6. | Nontransferability of Award. |
This award may not be sold, assigned, transferred, pledged or otherwise encumbered by the Participant, either voluntarily or by operation of law, except by will or the laws of descent and distribution.
7. | No Right to Employment or Other Status. |
This award shall not be construed as giving the Participant the right to continued employment or any other relationship with the Company or any parent or subsidiary of the Company. The Company and any parent or subsidiary of the Company expressly reserves the right to dismiss or otherwise terminate its relationship with the Participant free from any liability or claim under the Plan or this award, except as expressly provided in this award.
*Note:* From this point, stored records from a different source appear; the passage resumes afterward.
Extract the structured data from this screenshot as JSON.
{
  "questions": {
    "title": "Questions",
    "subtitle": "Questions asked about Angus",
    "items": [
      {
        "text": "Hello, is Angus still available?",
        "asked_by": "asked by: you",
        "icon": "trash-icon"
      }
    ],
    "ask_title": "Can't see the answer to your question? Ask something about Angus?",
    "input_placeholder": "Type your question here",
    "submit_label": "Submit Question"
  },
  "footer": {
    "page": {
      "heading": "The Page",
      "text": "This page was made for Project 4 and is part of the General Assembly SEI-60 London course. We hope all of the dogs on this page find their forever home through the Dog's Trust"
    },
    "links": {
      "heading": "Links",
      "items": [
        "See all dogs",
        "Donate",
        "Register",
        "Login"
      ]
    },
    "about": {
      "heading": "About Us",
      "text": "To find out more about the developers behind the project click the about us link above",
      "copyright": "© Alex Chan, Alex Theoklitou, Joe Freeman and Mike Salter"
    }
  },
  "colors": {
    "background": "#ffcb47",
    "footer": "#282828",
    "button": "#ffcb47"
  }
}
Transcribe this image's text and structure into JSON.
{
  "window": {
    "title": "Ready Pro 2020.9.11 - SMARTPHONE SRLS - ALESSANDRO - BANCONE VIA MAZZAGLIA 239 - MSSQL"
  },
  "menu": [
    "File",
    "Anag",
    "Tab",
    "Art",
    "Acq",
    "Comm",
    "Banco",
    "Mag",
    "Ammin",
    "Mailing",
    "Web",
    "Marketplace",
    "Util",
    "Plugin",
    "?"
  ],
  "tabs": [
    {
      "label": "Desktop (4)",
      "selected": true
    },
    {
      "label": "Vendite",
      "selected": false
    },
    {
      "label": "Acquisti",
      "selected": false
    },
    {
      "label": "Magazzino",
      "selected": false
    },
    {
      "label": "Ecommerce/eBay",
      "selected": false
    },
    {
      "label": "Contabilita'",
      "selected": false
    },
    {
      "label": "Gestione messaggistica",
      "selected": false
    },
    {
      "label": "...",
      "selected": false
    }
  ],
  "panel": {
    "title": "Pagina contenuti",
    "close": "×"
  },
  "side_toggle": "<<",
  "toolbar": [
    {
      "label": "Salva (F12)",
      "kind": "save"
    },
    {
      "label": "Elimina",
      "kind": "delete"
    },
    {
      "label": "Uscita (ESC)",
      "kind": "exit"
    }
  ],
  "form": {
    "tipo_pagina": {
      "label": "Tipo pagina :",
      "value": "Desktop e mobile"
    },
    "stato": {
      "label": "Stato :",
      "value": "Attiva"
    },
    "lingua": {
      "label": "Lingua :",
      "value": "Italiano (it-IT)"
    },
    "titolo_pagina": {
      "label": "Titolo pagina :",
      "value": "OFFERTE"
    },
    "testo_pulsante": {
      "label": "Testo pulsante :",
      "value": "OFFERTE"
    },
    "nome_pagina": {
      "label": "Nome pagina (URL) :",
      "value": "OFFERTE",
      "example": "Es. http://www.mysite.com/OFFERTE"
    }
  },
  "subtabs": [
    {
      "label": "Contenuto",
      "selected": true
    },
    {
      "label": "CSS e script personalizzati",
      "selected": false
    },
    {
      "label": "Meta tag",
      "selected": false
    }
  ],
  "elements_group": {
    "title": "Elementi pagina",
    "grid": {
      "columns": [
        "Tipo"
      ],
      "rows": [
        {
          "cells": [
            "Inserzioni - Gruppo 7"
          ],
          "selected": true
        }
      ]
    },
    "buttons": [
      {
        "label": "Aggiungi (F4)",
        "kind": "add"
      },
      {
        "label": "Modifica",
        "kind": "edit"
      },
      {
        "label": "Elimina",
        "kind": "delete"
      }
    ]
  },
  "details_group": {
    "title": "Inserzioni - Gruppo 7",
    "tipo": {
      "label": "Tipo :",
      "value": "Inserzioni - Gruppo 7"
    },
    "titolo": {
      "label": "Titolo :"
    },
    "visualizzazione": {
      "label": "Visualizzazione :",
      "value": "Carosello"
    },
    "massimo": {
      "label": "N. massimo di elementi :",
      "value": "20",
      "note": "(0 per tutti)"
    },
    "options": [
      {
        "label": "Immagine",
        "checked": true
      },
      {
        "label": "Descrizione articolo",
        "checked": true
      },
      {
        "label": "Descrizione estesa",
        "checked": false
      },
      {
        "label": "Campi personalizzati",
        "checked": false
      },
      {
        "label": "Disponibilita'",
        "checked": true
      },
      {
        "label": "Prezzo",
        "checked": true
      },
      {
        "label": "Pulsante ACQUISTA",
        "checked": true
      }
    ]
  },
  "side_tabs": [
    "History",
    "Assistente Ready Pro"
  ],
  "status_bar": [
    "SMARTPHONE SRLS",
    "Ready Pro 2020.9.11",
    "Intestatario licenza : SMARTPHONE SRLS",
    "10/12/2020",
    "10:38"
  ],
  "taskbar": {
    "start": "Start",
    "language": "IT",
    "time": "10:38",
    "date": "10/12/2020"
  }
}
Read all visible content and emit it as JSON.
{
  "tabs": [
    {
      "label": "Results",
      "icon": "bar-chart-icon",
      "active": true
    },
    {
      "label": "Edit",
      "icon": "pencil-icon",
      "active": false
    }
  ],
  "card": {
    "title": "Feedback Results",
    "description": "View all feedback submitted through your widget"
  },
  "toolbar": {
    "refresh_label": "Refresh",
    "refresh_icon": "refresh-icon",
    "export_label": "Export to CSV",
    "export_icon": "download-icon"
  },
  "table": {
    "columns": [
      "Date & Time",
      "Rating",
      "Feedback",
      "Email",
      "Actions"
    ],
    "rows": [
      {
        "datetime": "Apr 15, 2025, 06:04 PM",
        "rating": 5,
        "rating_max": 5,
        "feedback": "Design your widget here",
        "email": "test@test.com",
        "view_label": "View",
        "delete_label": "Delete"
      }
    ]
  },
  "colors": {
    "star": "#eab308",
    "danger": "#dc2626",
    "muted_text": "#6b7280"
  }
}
8. | No Rights as Shareholder. |
Except for the Dividend Equivalent Rights described in Section 4, the Participant shall not have any rights as a shareholder with respect to any Common Shares distributable under this award until becoming recordholder of such shares.
9. | Provisions of the Plan. |
This award is subject to the provisions of the Plan, a copy of which is furnished to the Participant with this award.